Surely she could not render this grand strain if her soul was in fierce rebellion; and, with strained ears and hushed breath, Dr. Grey listened to the closing

“Dona nobis pacem,—pacem,—pacem.”

It was a passionate, wailing prayer, and the only one that ever crossed her lips, yet his heart throbbed with pleasure, as he noted the tremor that seemed to shiver her voice into silvery fragments; and as she ended, he knew that tears were not far from her eyes.

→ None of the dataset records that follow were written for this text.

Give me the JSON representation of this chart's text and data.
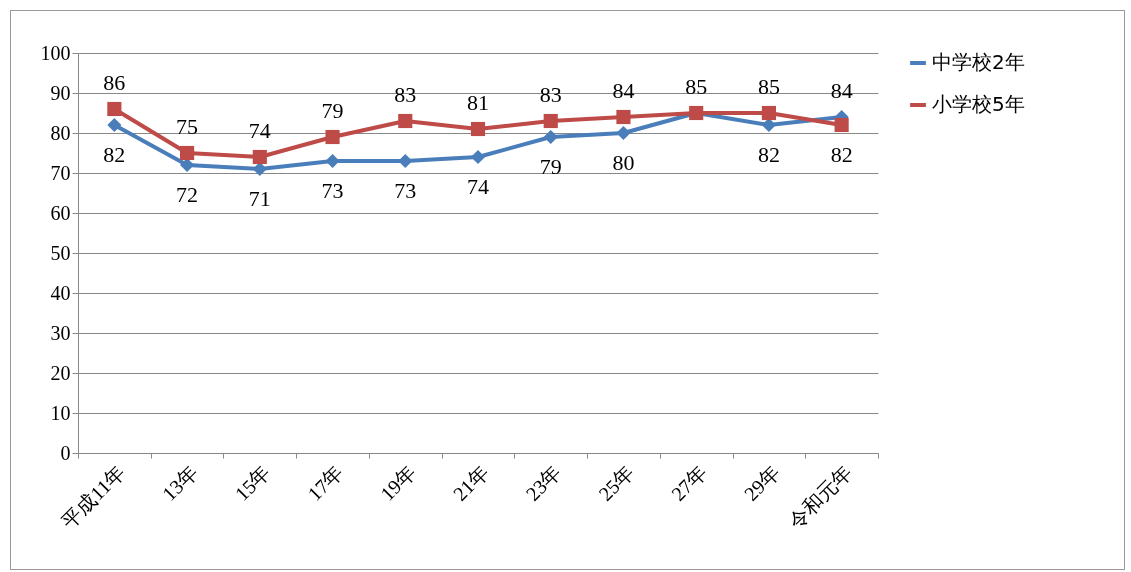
{
  "chart_data": {
    "type": "line",
    "categories": [
      "平成11年",
      "13年",
      "15年",
      "17年",
      "19年",
      "21年",
      "23年",
      "25年",
      "27年",
      "29年",
      "令和元年"
    ],
    "series": [
      {
        "name": "中学校2年",
        "color": "#4a7ebb",
        "marker": "diamond",
        "values": [
          82,
          72,
          71,
          73,
          73,
          74,
          79,
          80,
          85,
          82,
          84
        ],
        "value_labels": [
          "82",
          "72",
          "71",
          "73",
          "73",
          "74",
          "79",
          "80",
          null,
          "82",
          "84"
        ]
      },
      {
        "name": "小学校5年",
        "color": "#be4b48",
        "marker": "square",
        "values": [
          86,
          75,
          74,
          79,
          83,
          81,
          83,
          84,
          85,
          85,
          82
        ],
        "value_labels": [
          "86",
          "75",
          "74",
          "79",
          "83",
          "81",
          "83",
          "84",
          "85",
          "85",
          "82"
        ]
      }
    ],
    "ylim": [
      0,
      100
    ],
    "yticks": [
      0,
      10,
      20,
      30,
      40,
      50,
      60,
      70,
      80,
      90,
      100
    ],
    "grid": "y",
    "legend": "right"
  }
}
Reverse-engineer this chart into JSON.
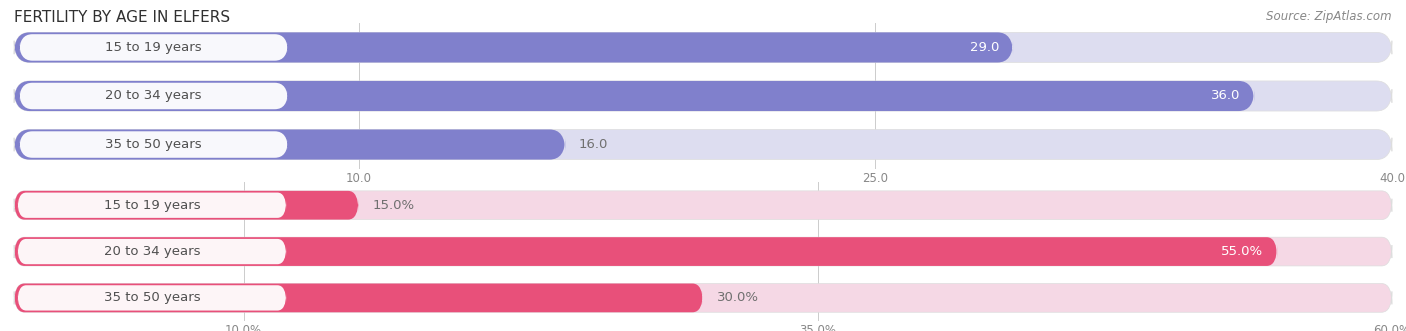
{
  "title": "FERTILITY BY AGE IN ELFERS",
  "source": "Source: ZipAtlas.com",
  "top_chart": {
    "categories": [
      "15 to 19 years",
      "20 to 34 years",
      "35 to 50 years"
    ],
    "values": [
      29.0,
      36.0,
      16.0
    ],
    "xlim": [
      0,
      40.0
    ],
    "xticks": [
      10.0,
      25.0,
      40.0
    ],
    "xtick_labels": [
      "10.0",
      "25.0",
      "40.0"
    ],
    "bar_color": "#8080cc",
    "bg_color": "#ddddf0"
  },
  "bottom_chart": {
    "categories": [
      "15 to 19 years",
      "20 to 34 years",
      "35 to 50 years"
    ],
    "values": [
      15.0,
      55.0,
      30.0
    ],
    "xlim": [
      0,
      60.0
    ],
    "xticks": [
      10.0,
      35.0,
      60.0
    ],
    "xtick_labels": [
      "10.0%",
      "35.0%",
      "60.0%"
    ],
    "bar_color": "#e8507a",
    "bg_color": "#f5d8e5"
  },
  "label_bg": "#ffffff",
  "label_color": "#505050",
  "value_color_inside": "#ffffff",
  "value_color_outside": "#707070",
  "bar_height": 0.62,
  "fig_bg": "#ffffff",
  "title_fontsize": 11,
  "source_fontsize": 8.5,
  "tick_fontsize": 8.5,
  "label_fontsize": 9.5
}
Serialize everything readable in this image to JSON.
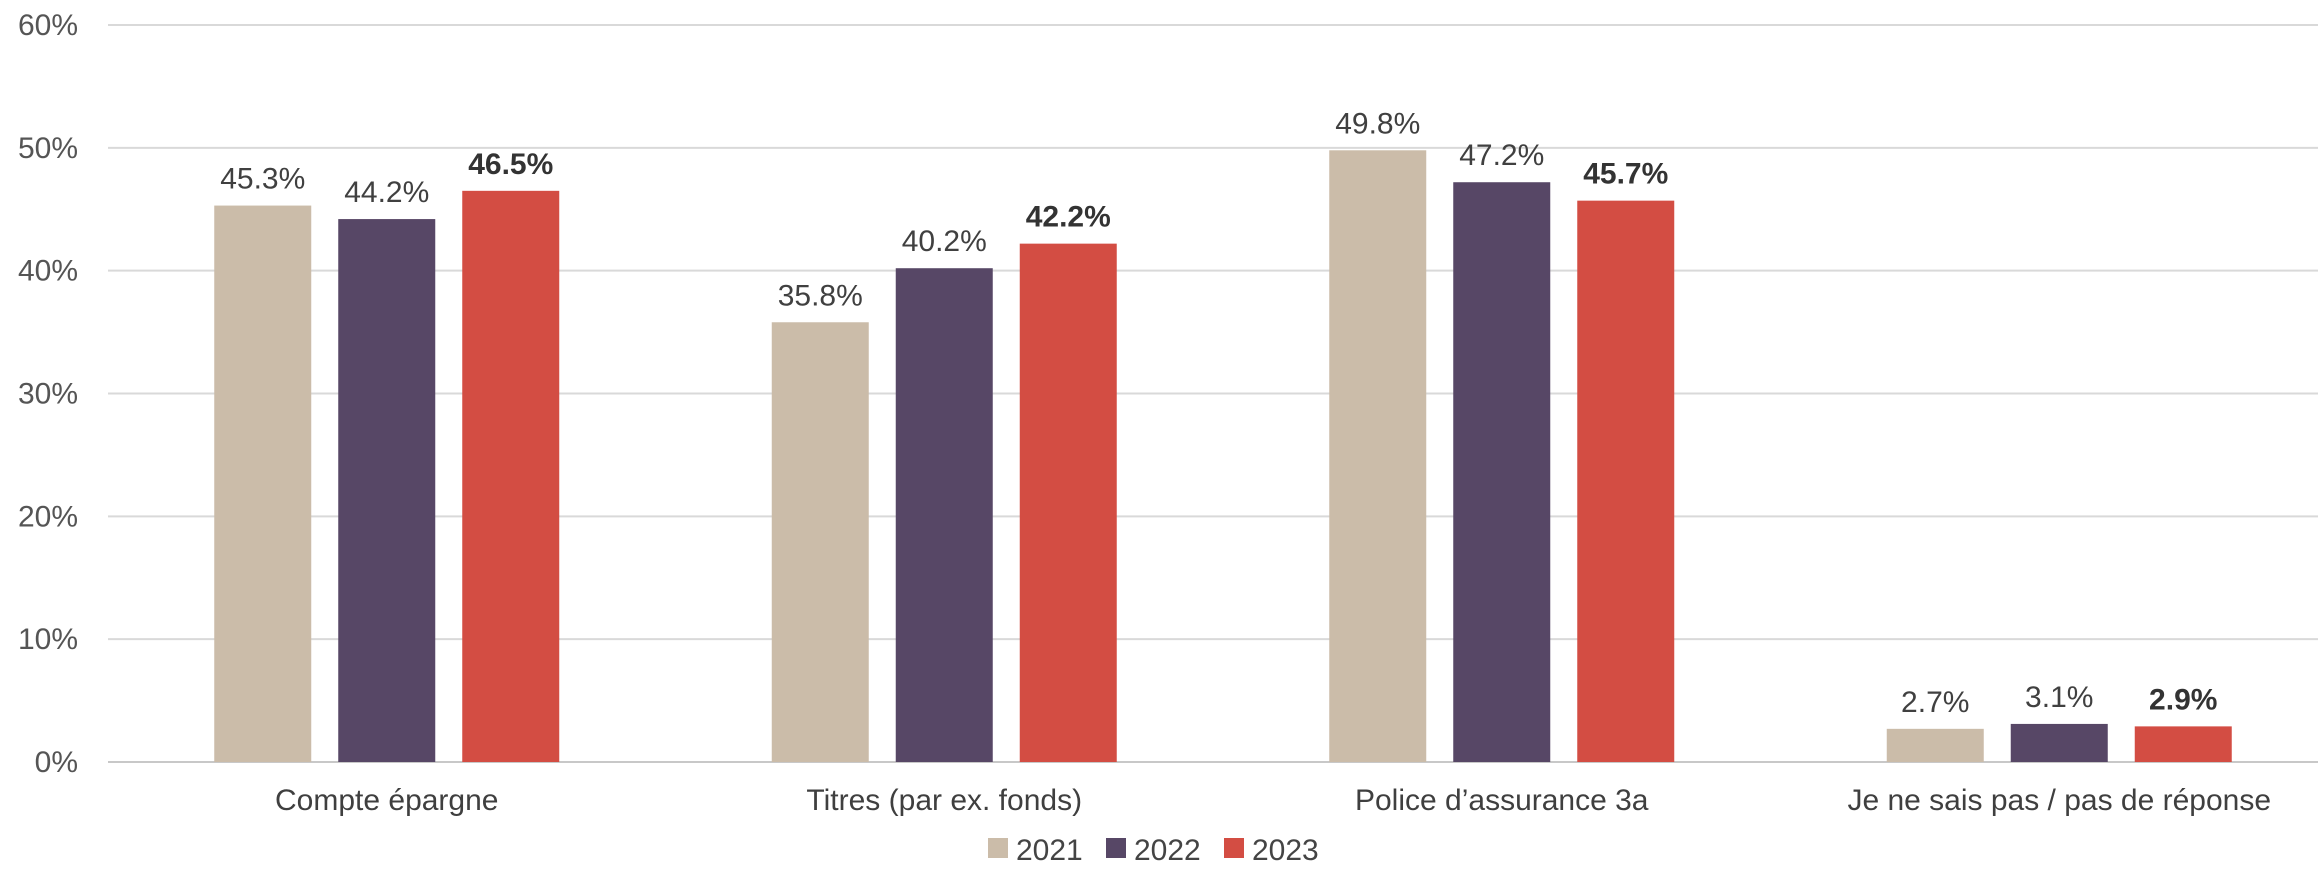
{
  "chart_data": {
    "type": "bar",
    "title": "",
    "xlabel": "",
    "ylabel": "",
    "ylim": [
      0,
      60
    ],
    "yticks": [
      {
        "value": 0,
        "label": "0%"
      },
      {
        "value": 10,
        "label": "10%"
      },
      {
        "value": 20,
        "label": "20%"
      },
      {
        "value": 30,
        "label": "30%"
      },
      {
        "value": 40,
        "label": "40%"
      },
      {
        "value": 50,
        "label": "50%"
      },
      {
        "value": 60,
        "label": "60%"
      }
    ],
    "grid": true,
    "legend_position": "bottom-center",
    "categories": [
      "Compte épargne",
      "Titres (par ex. fonds)",
      "Police d’assurance 3a",
      "Je ne sais pas / pas de réponse"
    ],
    "series": [
      {
        "name": "2021",
        "color": "#cbbca9",
        "values": [
          45.3,
          35.8,
          49.8,
          2.7
        ],
        "labels": [
          "45.3%",
          "35.8%",
          "49.8%",
          "2.7%"
        ],
        "bold_labels": false
      },
      {
        "name": "2022",
        "color": "#574766",
        "values": [
          44.2,
          40.2,
          47.2,
          3.1
        ],
        "labels": [
          "44.2%",
          "40.2%",
          "47.2%",
          "3.1%"
        ],
        "bold_labels": false
      },
      {
        "name": "2023",
        "color": "#d34d43",
        "values": [
          46.5,
          42.2,
          45.7,
          2.9
        ],
        "labels": [
          "46.5%",
          "42.2%",
          "45.7%",
          "2.9%"
        ],
        "bold_labels": true
      }
    ]
  }
}
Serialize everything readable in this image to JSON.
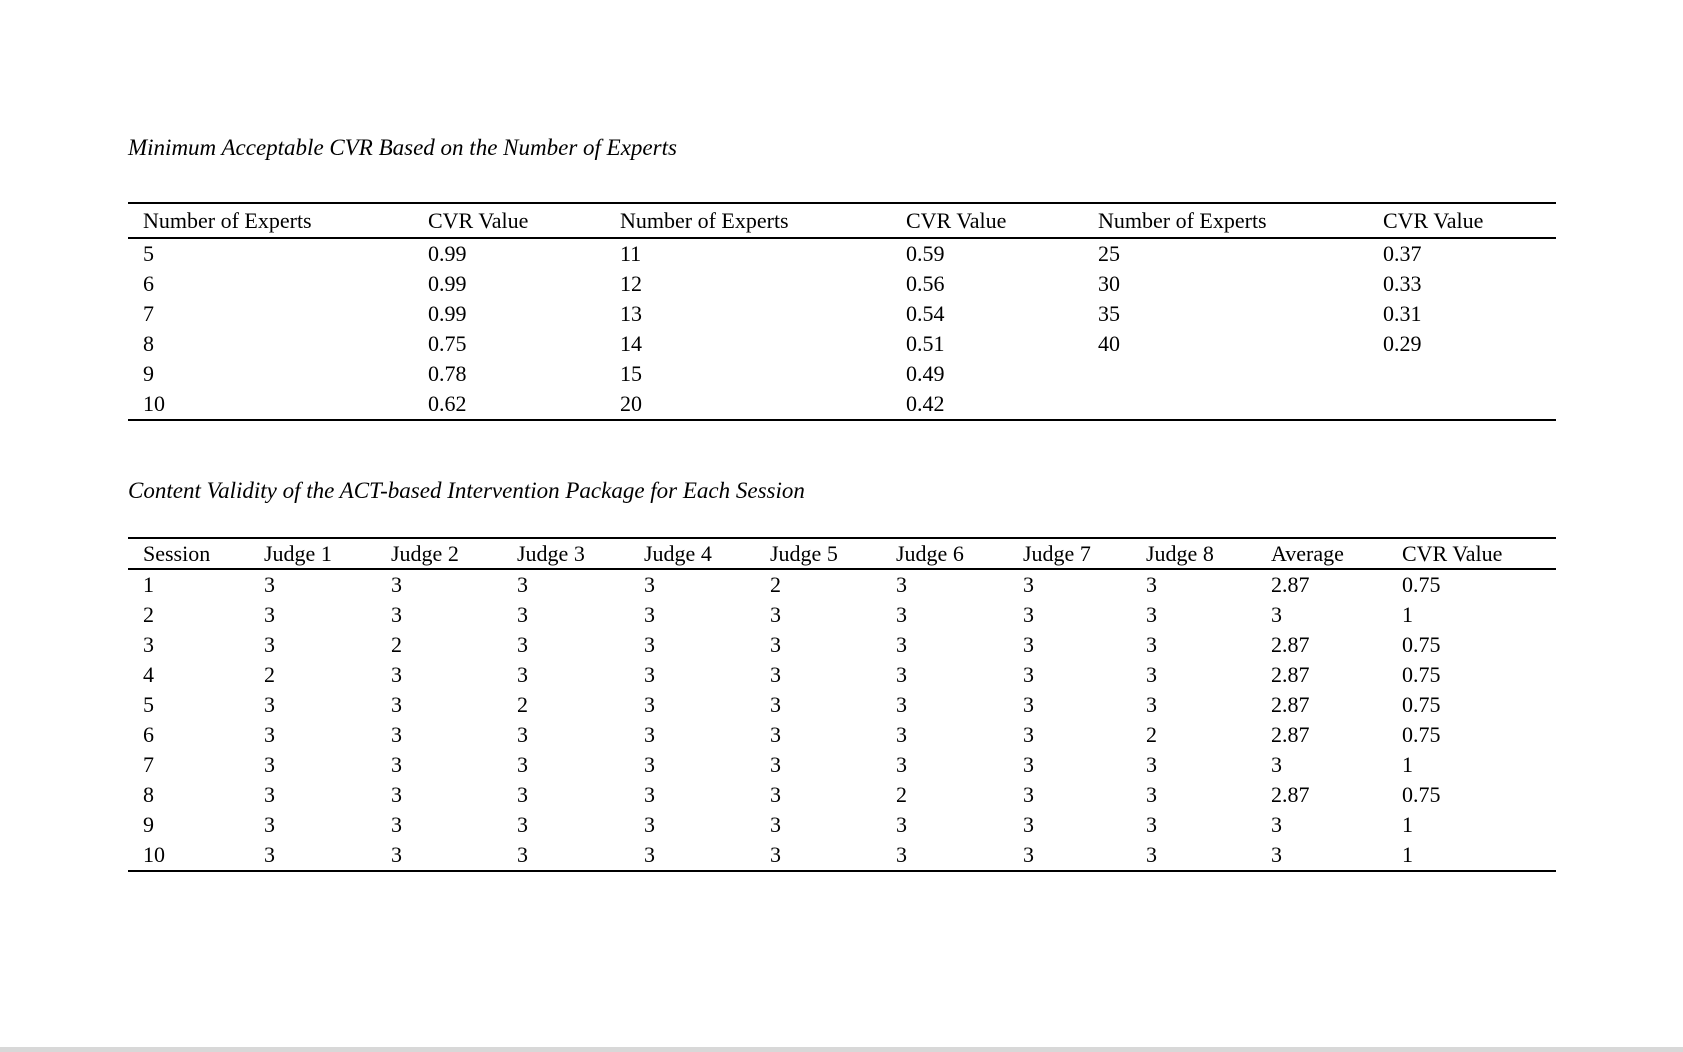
{
  "page": {
    "background_color": "#ffffff",
    "text_color": "#000000"
  },
  "table1": {
    "title": "Minimum Acceptable CVR Based on the Number of Experts",
    "columns": [
      "Number of Experts",
      "CVR Value",
      "Number of Experts",
      "CVR Value",
      "Number of Experts",
      "CVR Value"
    ],
    "rows": [
      [
        "5",
        "0.99",
        "11",
        "0.59",
        "25",
        "0.37"
      ],
      [
        "6",
        "0.99",
        "12",
        "0.56",
        "30",
        "0.33"
      ],
      [
        "7",
        "0.99",
        "13",
        "0.54",
        "35",
        "0.31"
      ],
      [
        "8",
        "0.75",
        "14",
        "0.51",
        "40",
        "0.29"
      ],
      [
        "9",
        "0.78",
        "15",
        "0.49",
        "",
        ""
      ],
      [
        "10",
        "0.62",
        "20",
        "0.42",
        "",
        ""
      ]
    ]
  },
  "table2": {
    "title": "Content Validity of the ACT-based Intervention Package for Each Session",
    "columns": [
      "Session",
      "Judge 1",
      "Judge 2",
      "Judge 3",
      "Judge 4",
      "Judge 5",
      "Judge 6",
      "Judge 7",
      "Judge 8",
      "Average",
      "CVR Value"
    ],
    "rows": [
      [
        "1",
        "3",
        "3",
        "3",
        "3",
        "2",
        "3",
        "3",
        "3",
        "2.87",
        "0.75"
      ],
      [
        "2",
        "3",
        "3",
        "3",
        "3",
        "3",
        "3",
        "3",
        "3",
        "3",
        "1"
      ],
      [
        "3",
        "3",
        "2",
        "3",
        "3",
        "3",
        "3",
        "3",
        "3",
        "2.87",
        "0.75"
      ],
      [
        "4",
        "2",
        "3",
        "3",
        "3",
        "3",
        "3",
        "3",
        "3",
        "2.87",
        "0.75"
      ],
      [
        "5",
        "3",
        "3",
        "2",
        "3",
        "3",
        "3",
        "3",
        "3",
        "2.87",
        "0.75"
      ],
      [
        "6",
        "3",
        "3",
        "3",
        "3",
        "3",
        "3",
        "3",
        "2",
        "2.87",
        "0.75"
      ],
      [
        "7",
        "3",
        "3",
        "3",
        "3",
        "3",
        "3",
        "3",
        "3",
        "3",
        "1"
      ],
      [
        "8",
        "3",
        "3",
        "3",
        "3",
        "3",
        "2",
        "3",
        "3",
        "2.87",
        "0.75"
      ],
      [
        "9",
        "3",
        "3",
        "3",
        "3",
        "3",
        "3",
        "3",
        "3",
        "3",
        "1"
      ],
      [
        "10",
        "3",
        "3",
        "3",
        "3",
        "3",
        "3",
        "3",
        "3",
        "3",
        "1"
      ]
    ]
  }
}
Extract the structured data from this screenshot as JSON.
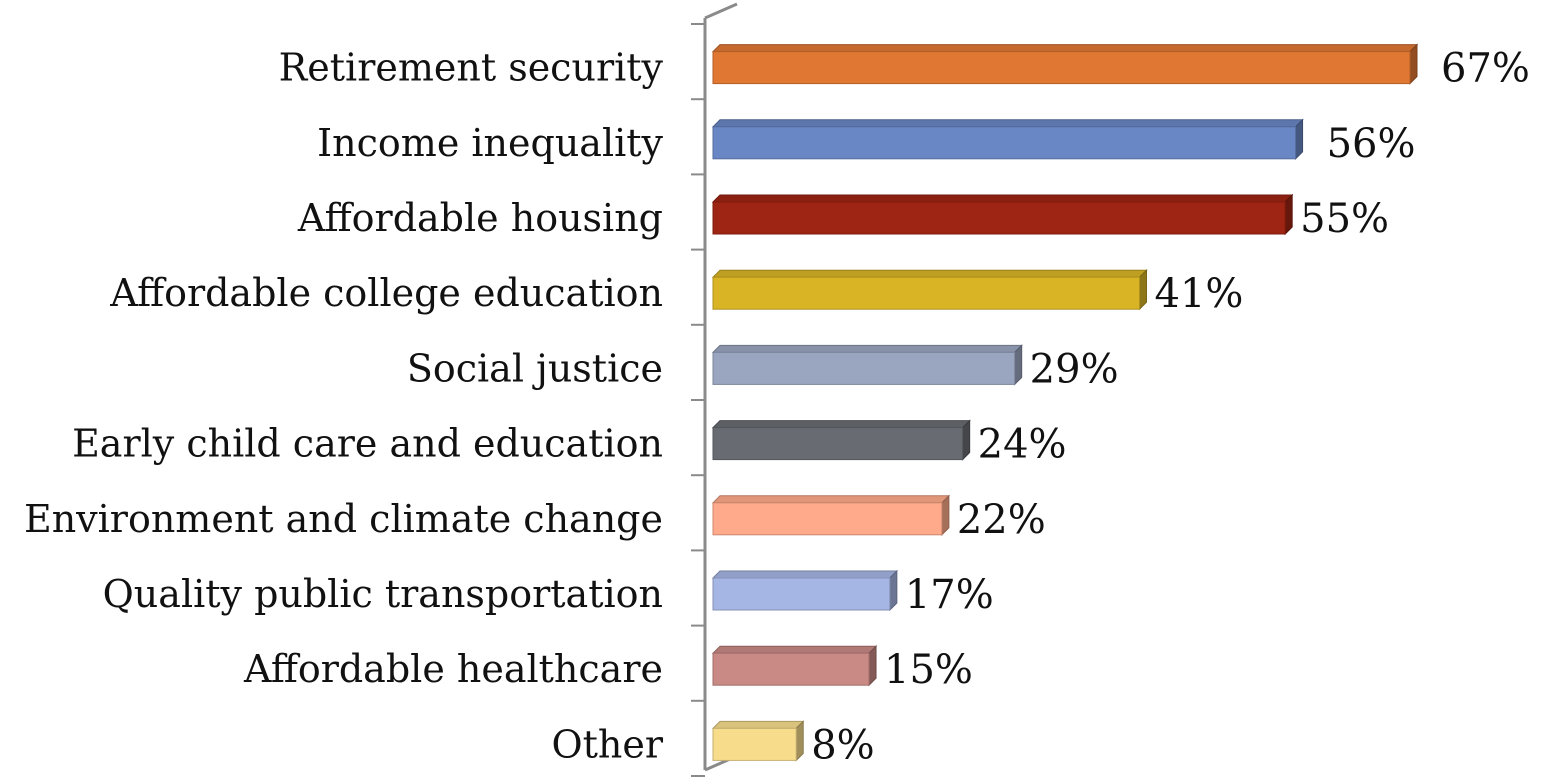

When he entered the room, she had left the piano, and wheeled a sofa in front of the grate, where she sat gazing, vacantly into the fiery fretwork of glowing coals.

A copy of Turner’s “Liber Studiorum,” superbly bound in purple velvet, lay on her knee, and into a corner of the sofa she had tossed a square of canvas almost filled with silken Parmese violets.

“Good-evening, Mrs. Gerome; I hope I do not interrupt you.”

Dr. Grey removed the embroidery to the table, and seated himself in the sofa corner.

“Good evening. Interruption argues occupation and absorbed attention, and the term is not applicable to me. I 345 who live as vainly, as uselessly, as fruitlessly, as some fakir twirling his thumbs and staring at his beard, have little right to call anything an interruption. My existence here is as still, as stagnant, as some pool down yonder in the sedge which last week’s waves left among the sand hillocks, and your visits are like pebbles thrown into it, creating transient ripples and circles.”

“You have gone back to the God of your æsthetic idolatry,” said he, touching the “Liber Studiorum.”

“Yes, because ‘Beauty pitches her tents before him,’ and his pencil is more potent in conjuring visions that enchant my wearied mind, than Jemschid’s goblet or Iskander’s mirror.”